I was shocked. I spent all this time carefully planning the easiest way for my kids to read about an incredibly complex group of ideas (which I felt didn't need to be made any more complex through the use of cumbersome vocabulary) and my administrators let me know that it was essentially harming my students. "Use the textbook," they told me. "But the textbook doesn't even define capital except for to explain that money is a type of capital," I thought. I was seriously pissed off - too angry to see through my own emotions. I suspect this is mostly because I spent so much time creating this activity and they spent so little time observing it.

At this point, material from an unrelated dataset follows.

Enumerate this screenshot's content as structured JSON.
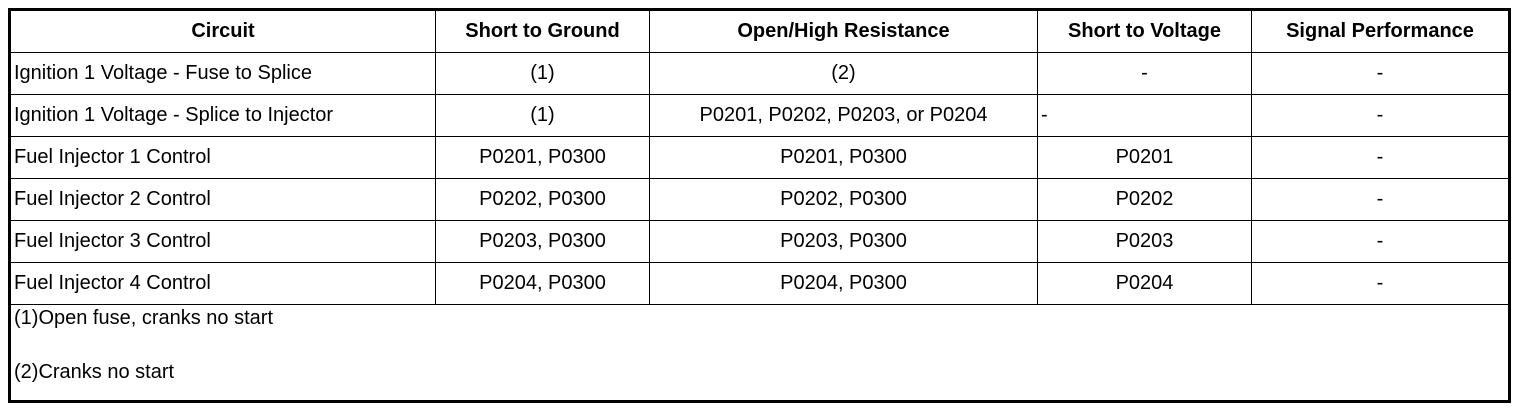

Later in the week I was again reminded that I was an awful teacher by DCPS's new teacher assessment tool (see previous post). Lastly, passive-aggressive conflict with one of my new housemates (although I'm not sure which one - long story) that ended with me being called a douche bag and the suggestion that I needed to live with my mother seriously pissed me off again.
All of this really made me think about the role my ego plays in my dealing with people and how to manage it. When an administrator comes into my room and looks at my teaching with a face that non-verbally says, "What the hell are you doing in here? Why did I hire you?" my immediate response is, "I work hard and you don't stay for more than 5 minutes in my class or answer any of my e-mails requesting your help." Now that doesn't provide me with anything useful except for anger. If I could just let go of the teacher ego I've built up over the years and, instead of get angry at him, try to see it from his point of view, I could probably learn a few things, regardless of whether he's entirely right or wrong. The same is probably true for the passive-aggressive housemate who doesn't sign his/her name on anonymous notes left in the bathroom.

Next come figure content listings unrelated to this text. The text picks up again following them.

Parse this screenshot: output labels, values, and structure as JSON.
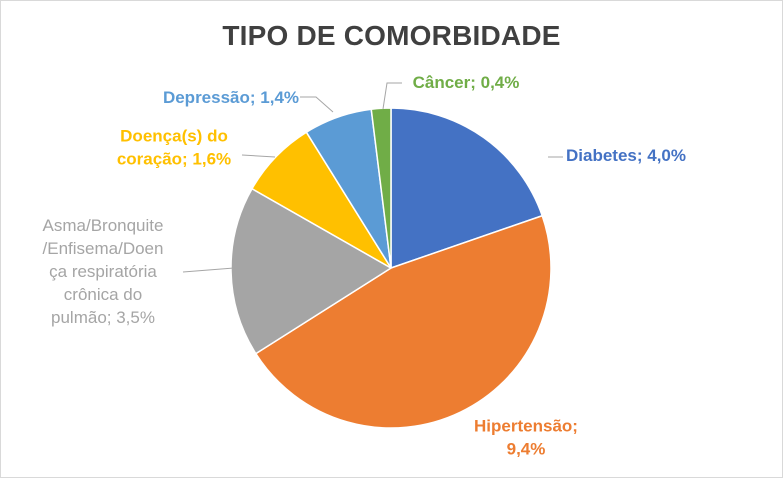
{
  "chart_data": {
    "type": "pie",
    "title": "TIPO DE COMORBIDADE",
    "slices": [
      {
        "name": "Diabetes",
        "value": 4.0,
        "value_label": "4,0%",
        "color": "#4472c4",
        "label_lines": [
          "Diabetes; 4,0%"
        ]
      },
      {
        "name": "Hipertensão",
        "value": 9.4,
        "value_label": "9,4%",
        "color": "#ed7d31",
        "label_lines": [
          "Hipertensão;",
          "9,4%"
        ]
      },
      {
        "name": "Asma/Bronquite/Enfisema/Doença respiratória crônica do pulmão",
        "value": 3.5,
        "value_label": "3,5%",
        "color": "#a5a5a5",
        "label_lines": [
          "Asma/Bronquite",
          "/Enfisema/Doen",
          "ça respiratória",
          "crônica  do",
          "pulmão; 3,5%"
        ]
      },
      {
        "name": "Doença(s) do coração",
        "value": 1.6,
        "value_label": "1,6%",
        "color": "#ffc000",
        "label_lines": [
          "Doença(s) do",
          "coração; 1,6%"
        ]
      },
      {
        "name": "Depressão",
        "value": 1.4,
        "value_label": "1,4%",
        "color": "#5b9bd5",
        "label_lines": [
          "Depressão; 1,4%"
        ]
      },
      {
        "name": "Câncer",
        "value": 0.4,
        "value_label": "0,4%",
        "color": "#70ad47",
        "label_lines": [
          "Câncer; 0,4%"
        ]
      }
    ],
    "leader_line_color": "#a6a6a6",
    "legend": "none"
  }
}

If I can learn through these interactions by suppressing the natural reaction of my ego, I might learn to develop quicker as a human being. I mean, why should I let these people's thoughts disrupt my day unless I'm afraid that what they're saying is true anyway? And I think that's what it all boils down to. I let people mess with my ego if I believe that they have credibility. But what do we need egos for anyway. Why should it bother me if someone else thinks I'm horrible at something. Why can't I just say, "Okay...." It's an interesting thing - that ego.
Either way, the reality is that it's there and it has to be managed. I've learned to kill a little part of mine this past week, and I think I've become a little bit of a more mature person as a result. Hopefully I can take this lesson and use it to inform my future interactions with others when either my or their ego might be involved.